Wednesday, February 27, 2013
Got milk, eggs, bread? Make Caramel Apple Bread Pudding
The snow's still on the ground in much of the country, and I'm betting that substantial supplies of the eggs, milk and bread that we all stocked up on are still in many kitchens.
Why not make bread pudding?
My version is sweetened with a layer of caramelized apples. You can use whatever variety of apple you might have on hand. I mixed together a Granny Smith, which retained its texture as it cooked, and a Golden Delicious, which softened into applesauce.
Just about any type of bread would work, too. I had an abundance of small dinner rolls, so I used those. Other options include French bread, cinnamon bread and sandwich bread.

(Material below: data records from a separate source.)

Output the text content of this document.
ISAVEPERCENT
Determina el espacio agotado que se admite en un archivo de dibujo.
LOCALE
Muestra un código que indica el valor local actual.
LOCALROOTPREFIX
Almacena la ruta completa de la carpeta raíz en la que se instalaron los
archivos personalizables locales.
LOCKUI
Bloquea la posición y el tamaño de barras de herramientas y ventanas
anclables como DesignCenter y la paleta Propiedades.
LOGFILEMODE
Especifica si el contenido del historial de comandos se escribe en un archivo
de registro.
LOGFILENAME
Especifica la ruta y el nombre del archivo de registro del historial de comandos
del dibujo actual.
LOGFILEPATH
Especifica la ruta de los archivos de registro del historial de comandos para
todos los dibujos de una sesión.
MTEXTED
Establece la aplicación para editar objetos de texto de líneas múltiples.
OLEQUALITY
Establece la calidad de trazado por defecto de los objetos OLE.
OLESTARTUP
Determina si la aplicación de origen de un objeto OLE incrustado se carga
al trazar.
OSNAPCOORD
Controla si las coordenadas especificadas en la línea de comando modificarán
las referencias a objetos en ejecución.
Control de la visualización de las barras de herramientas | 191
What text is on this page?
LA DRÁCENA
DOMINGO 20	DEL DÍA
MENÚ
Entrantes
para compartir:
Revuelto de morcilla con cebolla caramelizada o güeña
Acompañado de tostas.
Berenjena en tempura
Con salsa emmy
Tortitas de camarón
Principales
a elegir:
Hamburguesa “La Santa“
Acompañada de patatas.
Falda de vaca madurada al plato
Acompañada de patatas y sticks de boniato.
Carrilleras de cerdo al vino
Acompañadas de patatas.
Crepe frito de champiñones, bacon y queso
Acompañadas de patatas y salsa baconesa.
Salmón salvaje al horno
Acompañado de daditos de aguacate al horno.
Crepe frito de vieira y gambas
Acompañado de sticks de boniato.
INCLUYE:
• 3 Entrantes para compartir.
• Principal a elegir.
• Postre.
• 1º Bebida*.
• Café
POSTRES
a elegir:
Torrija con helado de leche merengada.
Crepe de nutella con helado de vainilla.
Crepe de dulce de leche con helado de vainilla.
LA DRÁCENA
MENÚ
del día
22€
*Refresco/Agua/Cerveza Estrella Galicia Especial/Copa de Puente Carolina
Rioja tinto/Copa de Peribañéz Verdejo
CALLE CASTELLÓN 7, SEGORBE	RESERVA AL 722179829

Whole milk will make the richest dessert, but 2 percent would work too. If you only have nonfat milk on hand, you might want to add a tablespoon of melted butter when you whisk together the milk and eggs. (That's what I did.)
I baked the puddings in 8-ounce ramekins. For smaller servings, use 4- or 6-ounce custard cups and reduce the baking time as necessary.
APPLE CARAMEL BREAD PUDDING
Yield: 2 generous servings (see note)
3 loosely packed cups bread cubes (cut into 1/2-inch pieces)
1 1/2 cups milk
1/2 teaspoon vanilla
1 whole egg
1 egg yolk
1 teaspoon ground cinnamon, divided
7 tablespoons light brown sugar, divided
1 tablespoon butter, divided
2 apples, peeled and cut into 1/4-inch pieces
Whipped cream, for optional garnish
Place bread cubes in a medium bowl. In another bowl, whisk together milk, vanilla, whole egg, egg yolk, 1/2 teaspoon cinnamon and 3 tablespoons brown sugar. Pour over bread; toss to combine completely. Cover and refrigerate for at least 2 hours.
Meanwhile, melt 1/2 tablespoon butter in a medium nonstick skillet over medium-high heat. Add apples and cook, stirring frequently, until they soften and begin to brown. Stir in the remaining 1/2 tablespoon butter, 1/2 teaspoon cinnamon and 4 tablespoons brown sugar. Cook, stirring, until the sugar melts and glazes the apples. Set aside to cool completely.
When ready to bake, preheat the oven to 350 degrees. Grease two 8-ounce ramekins. Stir the bread mixture, then spoon about one-fourth of the mixture into each ramekin. Spoon about one-fourth of the apple mixture over the bread mixture in each ramekin, spreading the apples to make a thin layer. Top with the remaining bread mixture. Set the remaining apples aside to use as a garnish.
Place an 8-inch-square or larger baking dish on the middle oven shelf. Place the ramekins into the baking dish. Pour hot water into the baking dish until it reaches halfway up the sides of the ramekins. (The water bath assures that the puddings will bake evenly.)
Bake until the top of each pudding is golden brown and has puffed slightly and a knife inserted into the center comes out almost clean, about 45 minutes.
Let cool to room temperature, then top with the remaining caramelized apples. If desired, garnish with whipped cream.
Note: This recipe can be doubled or tripled. If making larger amounts, use a 9-by-13-inch pan or a roasting pan for the water bath.